His place is well improved, the buildings kept in good repair, while
the fields are given that careful supervision which results in abundant
harvests.
In 1901, Mr. Wolcott was married to Miss Mary G. Rhodes, a daughter of
H. I. and Kate (Devinney) Rhodes, the father being a native of Licking
county, Ohio, and the mother of Rock Island, Illinois. About 1850 Mr.
Rhodes came to Iowa, locating in Jackson county, removing from there to
Sheridan township in 1871, where he engaged in farming until about nine
years ago, when he retired to Grinnell, where he and Mrs. Rhodes
continue to reside. Two children have been born unto Mr. and Mrs.
Wolcott: Cecil Irving, whose birth occurred on the 3Oth of March, 1902;
and Hubert Edwin, who was born on the 2d of January, 1905.
The parents both affiliate with the Methodist Episcopal church of
Sheridan township, while fraternally Mr. Wolcott is identified with the
Independent Order of Odd Fellows, being a member of Sheridan Lodge, No.

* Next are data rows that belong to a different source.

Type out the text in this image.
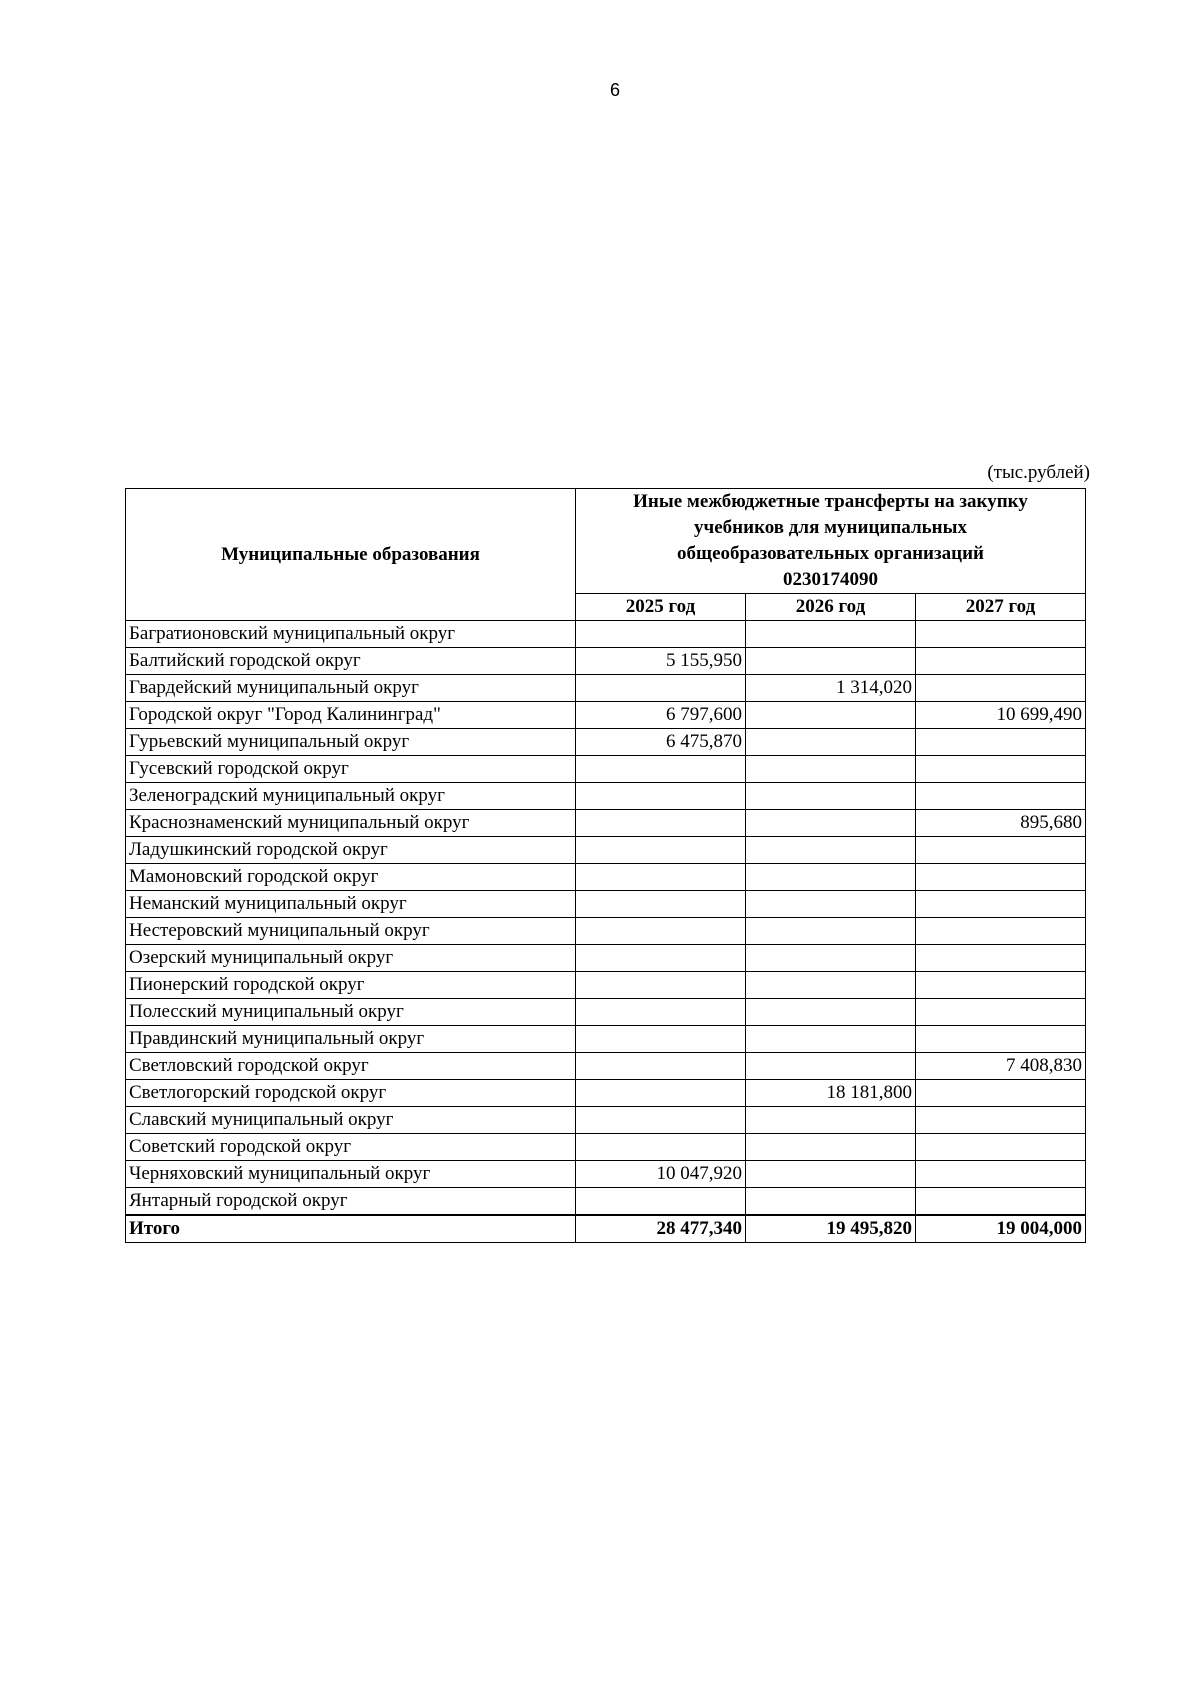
6
(тыс.рублей)
Муниципальные образования	Иные межбюджетные трансферты на закупку
учебников для муниципальных
общеобразовательных организаций
0230174090		

	2025 год	2026 год	2027 год
Багратионовский муниципальный округ			
Балтийский городской округ	5 155,950		
Гвардейский муниципальный округ		1 314,020	
Городской округ "Город Калининград"	6 797,600		10 699,490
Гурьевский муниципальный округ	6 475,870		
Гусевский городской округ			
Зеленоградский муниципальный округ			
Краснознаменский муниципальный округ			895,680
Ладушкинский городской округ			
Мамоновский городской округ			
Неманский муниципальный округ			
Нестеровский муниципальный округ			
Озерский муниципальный округ			
Пионерский городской округ			
Полесский муниципальный округ			
Правдинский муниципальный округ			
Светловский городской округ			7 408,830
Светлогорский городской округ		18 181,800	
Славский муниципальный округ			
Советский городской округ			
Черняховский муниципальный округ	10 047,920		
Янтарный городской округ			
Итого	28 477,340	19 495,820	19 004,000
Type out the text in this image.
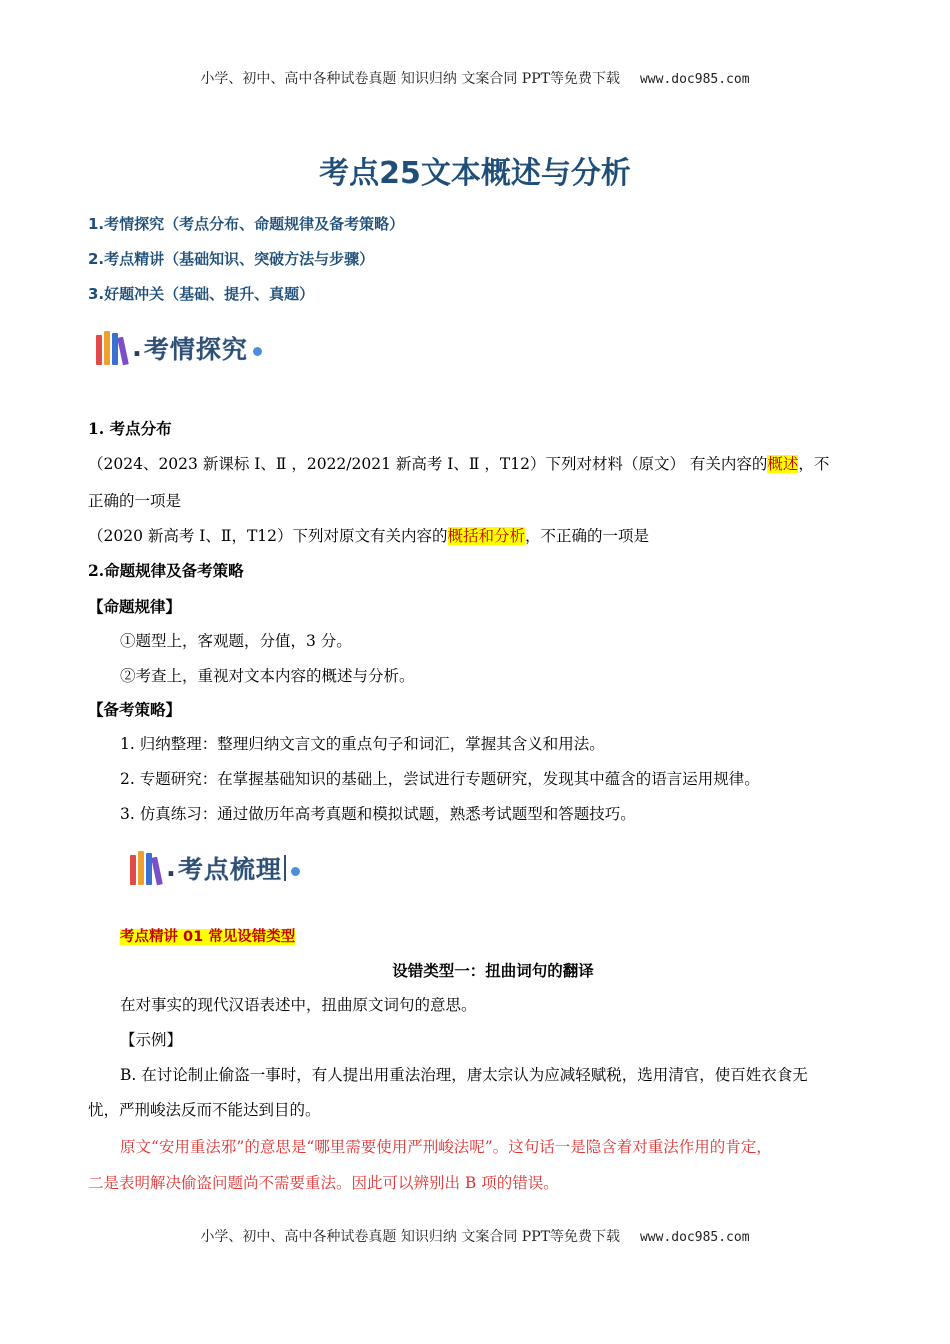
小学、初中、高中各种试卷真题 知识归纳 文案合同 PPT等免费下载 www.doc985.com
考点25文本概述与分析
1.考情探究（考点分布、命题规律及备考策略）
2.考点精讲（基础知识、突破方法与步骤）
3.好题冲关（基础、提升、真题）
. 考情探究
1. 考点分布
（2024、2023 新课标 I、Ⅱ ，2022/2021 新高考 I、Ⅱ ，T12）下列对材料（原文） 有关内容的概述，不
正确的一项是
（2020 新高考 I、Ⅱ，T12）下列对原文有关内容的概括和分析，不正确的一项是
2.命题规律及备考策略
【命题规律】
①题型上，客观题，分值，3 分。
②考查上，重视对文本内容的概述与分析。
【备考策略】
1. 归纳整理：整理归纳文言文的重点句子和词汇，掌握其含义和用法。
2. 专题研究：在掌握基础知识的基础上，尝试进行专题研究，发现其中蕴含的语言运用规律。
3. 仿真练习：通过做历年高考真题和模拟试题，熟悉考试题型和答题技巧。
. 考点梳理
考点精讲 01 常见设错类型
设错类型一：扭曲词句的翻译
在对事实的现代汉语表述中，扭曲原文词句的意思。
【示例】
B. 在讨论制止偷盗一事时，有人提出用重法治理，唐太宗认为应减轻赋税，选用清官，使百姓衣食无
忧，严刑峻法反而不能达到目的。
原文“安用重法邪”的意思是“哪里需要使用严刑峻法呢”。这句话一是隐含着对重法作用的肯定，
二是表明解决偷盗问题尚不需要重法。因此可以辨别出 B 项的错误。
小学、初中、高中各种试卷真题 知识归纳 文案合同 PPT等免费下载 www.doc985.com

654, and also with the Modern Woodmen of America, belonging to Sheridan
Camp, No. 9039, and Mrs. Wolcott is affiliated with the Royal Neighbors
of Sheridan.
An ardent republican Mr. Wolcott always casts his ballot for the
candidates of that party, but not being an office seeker he never
actively participates in local politics, preferring to concentrate his
entire attention upon his private interests.